“Robin Hood oak in frackers’ sights as chemical firm plans extraction under Sherwood Forest”. So ran the headline in a recent article in The Telegraph.
This outlined Ineos’s plans to carry out seismic testing in an area that extends beneath Sherwood Forest and comes close to the Major Oak, the tree where, legend has it, Robin Hood and his outlaws had their larder or their headquarters – depending which tale you read..
The response from those opposed to fracking has been swift, and has quickly extended beyond the usual immediate reach of such publicity. A meeting is planned in Mansfield for 7th January . The French TV Channel France 2 is planning to send a film crew and there is other media attention.
I believe this is due to two strands of folklore fundamental to the consciousness of Albion coming together. One is the oak tree, and the other is the legends of Robin Hood.
In this blog I shall explore the wisdom of the oak tree and how it may inform our struggle (and indeed has already played a part). In another blog here we will look at the mythology of Robin Hood, outlaw and friend of the oppressed. And finally in a third part, look at Sherwood forest in particular and the impact of fracking on forests and related eco systems in general.
The Oak is considered the king of trees. John Evelyn described it as ‘the pride and glory of the forest’. Oak trees are capable of living for centuries and there are many well known and loved specimens around the country: Gog and Magog in Glastonbury and the Meavy Oak in Devon which reputedly dates back to the 12th Century. There are many great Oaks in the Savernake Forest in Wiltshire, one of which, the Spider, is shown above. The Major Oak of Sherwood is between 800 and 1,000 years old.
For Druids, the tree has great significance. It is associated with the Romano-Celtic god Taranis, the thunder god. Some scholars consider that the very name Druid derives from the Welsh ‘dar’ for oak (Irish ‘daur’) and the Indo-European root ‘wid’ meaning to know. Pliny tells us famously, that Druids in Gaul celebrated rites in oak groves and harvested mistletoe growing on oaks with golden sickles. It seems likely that if this is true of Gaul it would be true of the British archipelago also.
The OBOD website (Order of Bards Ovates and Druids) tells us that
The avenging power of the oak was famous, particularly in Somerset where until recently the oak was regarded with much respect as a tree of formidable power. It was well-known that oaks resented being cut down, so people studiously avoided going near a coppice which sprang from the stumps of the felled trees. Ruth Tongue writes that in 1945 her chauffeur refused to drive past a grove that had been felled in the Second World War. A local story also told of Carming family that came to grief because of disregarding the power of Oak: Carmer and his oldest son were greedy and cut down oaks in a nearby coppice, although they had plenty of wood of their own. The story continues:
‘Trees didn’t say nothing – which was bad. If they do talk a bit you do get a warning, but if they’m dead still there’s summat bad a-brewing. And zo t’was. Be danged if gurt oak didn ‘t drop a limb on can and timber and farmer and eldest son. Killed they two stark dead outright, but when the youngest came to rescue the dead the tree rustled fit to deafen he. ‘
The youngest son was spared because he was always respectful to trees, being sure to ask the ‘great oak by the gate’ if he might go past when he entered the forest, and after he inherited the farm, ‘trees never followed ‘n nor closed about ‘n, nor let drop branches.’
At Upton Community Protection Camp, oaks ringed the field and were invoked by Pagans who attended public rituals there. An oak tree that was close to the main living area of the camp shed a large branch without warning one day but did so when people had just gone for a tea break and were out of harm’s way. It was hard not to feel, when I heard this story, that the Oaks there were in tune with the protective impulses of the people camping there and would do them no harm.
They will surely not feel so beneficent to employees of Ineos.
You don’t have to be pagan to value the Oak since it has provided fuel, firewood and building material for centuries.

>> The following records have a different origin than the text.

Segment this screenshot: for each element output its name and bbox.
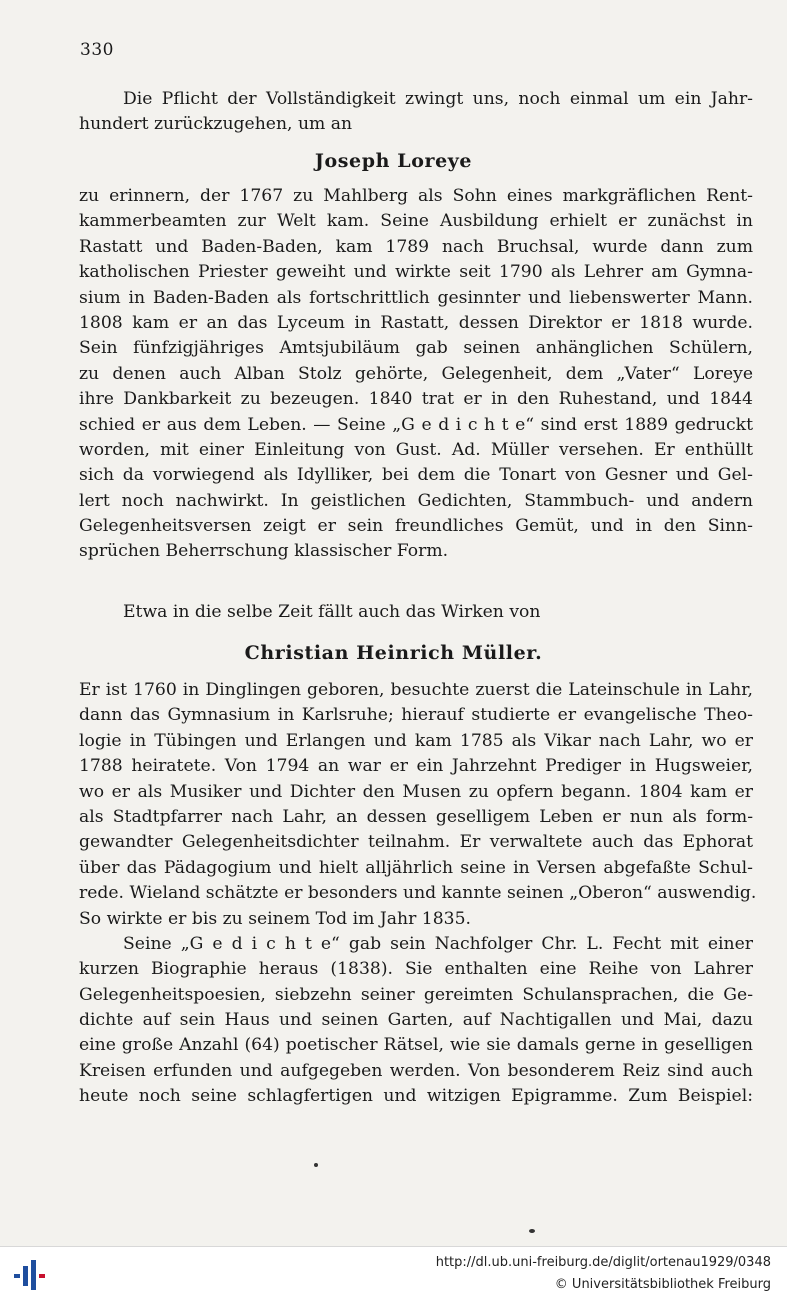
- text-line: 1788 heiratete. Von 1794 an war er ein Jahrzehnt Prediger in Hugsweier,: [79, 756, 753, 777]
- text-line: zu erinnern, der 1767 zu Mahlberg als Sohn eines markgräflichen Rent-: [79, 186, 753, 206]
- text-line: lert noch nachwirkt. In geistlichen Gedichten, Stammbuch- und andern: [79, 490, 753, 511]
- ink-speck: [314, 1163, 318, 1167]
- text-line: Seine „G e d i c h t e“ gab sein Nachfolger Chr. L. Fecht mit einer: [123, 933, 753, 954]
- text-line: eine große Anzahl (64) poetischer Rätsel, wie sie damals gerne in geselligen: [79, 1035, 753, 1056]
- text-line: zu denen auch Alban Stolz gehörte, Gelegenheit, dem „Vater“ Loreye: [79, 363, 753, 384]
- text-line: Gelegenheitspoesien, siebzehn seiner gereimten Schulansprachen, die Ge-: [79, 984, 753, 1005]
- text-line: Kreisen erfunden und aufgegeben werden. Von besonderem Reiz sind auch: [79, 1060, 753, 1081]
- text-line: 1808 kam er an das Lyceum in Rastatt, dessen Direktor er 1818 wurde.: [79, 312, 753, 333]
- text-line: So wirkte er bis zu seinem Tod im Jahr 1835.: [79, 908, 471, 929]
- text-line: Er ist 1760 in Dinglingen geboren, besuchte zuerst die Lateinschule in Lahr,: [79, 680, 753, 700]
- section-heading-lorey: Joseph Loreye: [314, 150, 473, 172]
- text-line: sich da vorwiegend als Idylliker, bei dem die Tonart von Gesner und Gel-: [79, 465, 753, 486]
- text-line: Rastatt und Baden-Baden, kam 1789 nach Bruchsal, wurde dann zum: [79, 236, 753, 257]
- text-line: logie in Tübingen und Erlangen und kam 1785 als Vikar nach Lahr, wo er: [79, 730, 753, 751]
- text-line: wo er als Musiker und Dichter den Musen zu opfern begann. 1804 kam er: [79, 781, 753, 802]
- page-number: 330: [80, 40, 114, 60]
- text-line: ihre Dankbarkeit zu bezeugen. 1840 trat er in den Ruhestand, und 1844: [79, 389, 753, 410]
- copyright-notice: © Universitätsbibliothek Freiburg: [554, 1277, 771, 1292]
- intro-paragraph: [79, 87, 753, 138]
- section-heading-mueller: Christian Heinrich Müller.: [244, 642, 543, 664]
- text-line: katholischen Priester geweiht und wirkte seit 1790 als Lehrer am Gymna-: [79, 262, 753, 283]
- text-line: Etwa in die selbe Zeit fällt auch das Wirken von: [123, 602, 541, 622]
- text-line: dichte auf sein Haus und seinen Garten, auf Nachtigallen und Mai, dazu: [79, 1010, 753, 1031]
- ink-speck: [529, 1229, 535, 1233]
- text-line: gewandter Gelegenheitsdichter teilnahm. Er verwaltete auch das Ephorat: [79, 832, 753, 853]
- lorey-paragraph: [79, 184, 753, 565]
- text-line: heute noch seine schlagfertigen und witzigen Epigramme. Zum Beispiel:: [79, 1086, 753, 1107]
- text-line: kammerbeamten zur Welt kam. Seine Ausbildung erhielt er zunächst in: [79, 211, 753, 232]
- text-line: Die Pflicht der Vollständigkeit zwingt uns, noch einmal um ein Jahr-: [123, 89, 753, 109]
- text-line: dann das Gymnasium in Karlsruhe; hierauf studierte er evangelische Theo-: [79, 705, 753, 726]
- text-line: rede. Wieland schätzte er besonders und kannte seinen „Oberon“ auswendig.: [79, 883, 757, 904]
- text-line: worden, mit einer Einleitung von Gust. Ad. Müller versehen. Er enthüllt: [79, 439, 753, 460]
- text-line: hundert zurückzugehen, um an: [79, 114, 353, 135]
- text-line: Sein fünfzigjähriges Amtsjubiläum gab seinen anhänglichen Schülern,: [79, 338, 753, 359]
- text-line: sprüchen Beherrschung klassischer Form.: [79, 541, 449, 562]
- text-line: sium in Baden-Baden als fortschrittlich gesinnter und liebenswerter Mann.: [79, 287, 753, 308]
- text-line: kurzen Biographie heraus (1838). Sie enthalten eine Reihe von Lahrer: [79, 959, 753, 980]
- text-line: Gelegenheitsversen zeigt er sein freundliches Gemüt, und in den Sinn-: [79, 516, 753, 537]
- viewer-footer: [0, 1246, 787, 1303]
- mueller-paragraph: [79, 678, 757, 1110]
- ub-freiburg-logo-icon: [10, 1257, 50, 1295]
- text-line: schied er aus dem Leben. — Seine „G e d i c h t e“ sind erst 1889 gedruckt: [79, 414, 753, 435]
- document-url[interactable]: http://dl.ub.uni-freiburg.de/diglit/ortenau1929/0348: [435, 1255, 771, 1270]
- transition-paragraph: [79, 600, 753, 625]
- text-line: als Stadtpfarrer nach Lahr, an dessen geselligem Leben er nun als form-: [79, 806, 753, 827]
- text-line: über das Pädagogium und hielt alljährlich seine in Versen abgefaßte Schul-: [79, 857, 753, 878]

The ships of the British Navy in the days of sail were built of oak. This put severe pressure on the forests. A poem by Keats written for his friend John Hamilton Reynolds in 1818 reflects this:
And if Robin should be cast
Sudden from his turfed grave,
And if Marian should have
Once again her forest days,
She would weep, and he would craze:
He would swear, for all his oaks,
Fall’n beneath the dockyard strokes,
Have rotted on the briny seas;
How Robin might react if his great Major Oak and the other trees of Sherwood Forest should be irreparably damaged by seismic testing and resulting fracking, I will explore in another piece.
But it is clear that the people of Albion, Pagan and non-Pagan alike, view the prospect with horror.